The concept of a ‘just transition’ developed in the American labour union movement in the 1970s as a program of support for workers who lost their jobs due to environmental protection policies. Since then the concept has broadened and is now closely associated with the energy transition.
 
“The concept means different things to different people, depending on which group you talk to,” Vigya explains.  
 
“And the risk is that it is increasingly becoming a catchphrase that regulators, industry and other groups use to suit their agenda.
 
“Identifying who is at risk and how those risks are likely to be distributed are pre-conditions to any meaningful conversation on transition management,” she says.
 

How affected could communities be?

In a 2022 article for Nature Sustainability, CSRM colleagues found that 54% of all energy transition mineral mining projects overlap with Indigenous Peoples Lands.

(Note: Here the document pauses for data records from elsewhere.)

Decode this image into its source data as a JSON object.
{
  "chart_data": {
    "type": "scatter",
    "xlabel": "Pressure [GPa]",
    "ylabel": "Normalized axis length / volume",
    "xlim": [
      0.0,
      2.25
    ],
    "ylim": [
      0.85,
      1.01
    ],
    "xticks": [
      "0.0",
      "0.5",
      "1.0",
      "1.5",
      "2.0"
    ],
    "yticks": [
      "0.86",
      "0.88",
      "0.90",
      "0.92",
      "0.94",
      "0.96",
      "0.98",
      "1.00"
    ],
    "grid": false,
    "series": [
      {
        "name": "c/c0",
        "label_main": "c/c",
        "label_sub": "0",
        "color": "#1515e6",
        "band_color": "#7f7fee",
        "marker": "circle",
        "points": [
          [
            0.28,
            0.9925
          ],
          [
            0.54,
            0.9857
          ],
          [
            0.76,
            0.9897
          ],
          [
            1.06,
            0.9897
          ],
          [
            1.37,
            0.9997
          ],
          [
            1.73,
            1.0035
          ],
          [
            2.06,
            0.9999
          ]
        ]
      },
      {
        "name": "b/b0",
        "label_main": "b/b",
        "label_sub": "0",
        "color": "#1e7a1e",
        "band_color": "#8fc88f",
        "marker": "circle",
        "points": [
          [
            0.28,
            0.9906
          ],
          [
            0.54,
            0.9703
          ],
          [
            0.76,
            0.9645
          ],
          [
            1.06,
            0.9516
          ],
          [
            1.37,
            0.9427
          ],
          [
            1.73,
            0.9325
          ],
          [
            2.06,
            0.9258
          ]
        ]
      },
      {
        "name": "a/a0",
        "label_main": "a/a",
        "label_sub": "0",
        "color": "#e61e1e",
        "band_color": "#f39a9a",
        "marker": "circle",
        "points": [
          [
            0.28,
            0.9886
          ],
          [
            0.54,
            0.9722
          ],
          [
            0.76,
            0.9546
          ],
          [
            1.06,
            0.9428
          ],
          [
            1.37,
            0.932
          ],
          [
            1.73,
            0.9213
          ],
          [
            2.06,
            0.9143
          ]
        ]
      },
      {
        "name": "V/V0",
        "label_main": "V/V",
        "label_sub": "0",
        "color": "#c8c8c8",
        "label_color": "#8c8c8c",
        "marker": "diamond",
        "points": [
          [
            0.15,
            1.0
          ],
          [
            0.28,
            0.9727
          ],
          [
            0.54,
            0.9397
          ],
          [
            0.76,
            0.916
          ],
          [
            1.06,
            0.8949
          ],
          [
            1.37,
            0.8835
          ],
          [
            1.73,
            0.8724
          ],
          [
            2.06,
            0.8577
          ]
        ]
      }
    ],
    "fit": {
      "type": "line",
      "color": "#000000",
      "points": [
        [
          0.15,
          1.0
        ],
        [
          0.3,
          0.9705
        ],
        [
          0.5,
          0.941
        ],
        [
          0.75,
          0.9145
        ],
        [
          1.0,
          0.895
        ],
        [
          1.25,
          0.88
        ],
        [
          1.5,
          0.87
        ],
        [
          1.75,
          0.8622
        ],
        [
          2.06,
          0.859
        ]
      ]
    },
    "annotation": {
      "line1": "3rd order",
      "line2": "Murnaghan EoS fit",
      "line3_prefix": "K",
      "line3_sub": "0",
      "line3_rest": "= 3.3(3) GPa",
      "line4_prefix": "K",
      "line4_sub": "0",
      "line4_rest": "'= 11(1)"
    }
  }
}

“This is a powerful finding that should force policy makers to ask some important questions: who benefits from the energy transition, who stands to lose, and how might this loss manifest.
 
“As academics studying these ideas and trends, we are alert to these conversations and encourage the wider community to critically engage with the idea of injustice in the process of achieving climate ambitions,” she says.
 
In recent research on the impacts on communities of phasing out coal dependence, Vigya and colleagues have identified two main challenges.
 
“The first is economic diversification. These regions have seen generations of communities deeply identify with coal mining and maintain a sense of pride.
 
“Identifying new opportunities for socio-economic development that align with, or build on existing skills, cultural values and the regional social fabric is going to be time and resource intensive.
 
“The other challenge is to focus on the “process”.
 
“Our research on coal mining communities’ experiences with transition overseas has found that programs need to acknowledge differentiated vulnerabilities across communities, regions and stakeholder groups.
 
“This allows for meaningful engagement, and targeted financial support towards groups most in need, and through this process there is greater uptake of co-designed transition plans and programs by local communities,” Vigya explains.
 

The experience of the Australian car manufacturing industry

Within the context of Australia, Vigya and her colleague Dr Julia Loginova completed a paper on the lessons that could be learned from the closure of the car industry.
 
“We had realised that many of the solutions that had worked overseas were not going to work in Australia for political, socio-economic structural reasons, so we decided to look at closure experiences domestically, and the car manufacturing sector stood out for us.
 
“The final closures happened relatively recently, and the industry had some comparable features to the coal sector (male, low-skilled demographic, deep sense of identify and cultural pride across multiple generations within a family, and some degree of mono-industry dependence).
 
CSRM researchers have been examining the effects of the energy transition on communities for several years. They have worked with stakeholders in the Pacific, in the Arctic, been commissioned by the World Bank, the Extractive Industries Transparency Initiative (EITI) and the Ford Foundation, to examine the pressure on the legal safeguards and approval processes governing mining in the race to provide metals for the energy transition.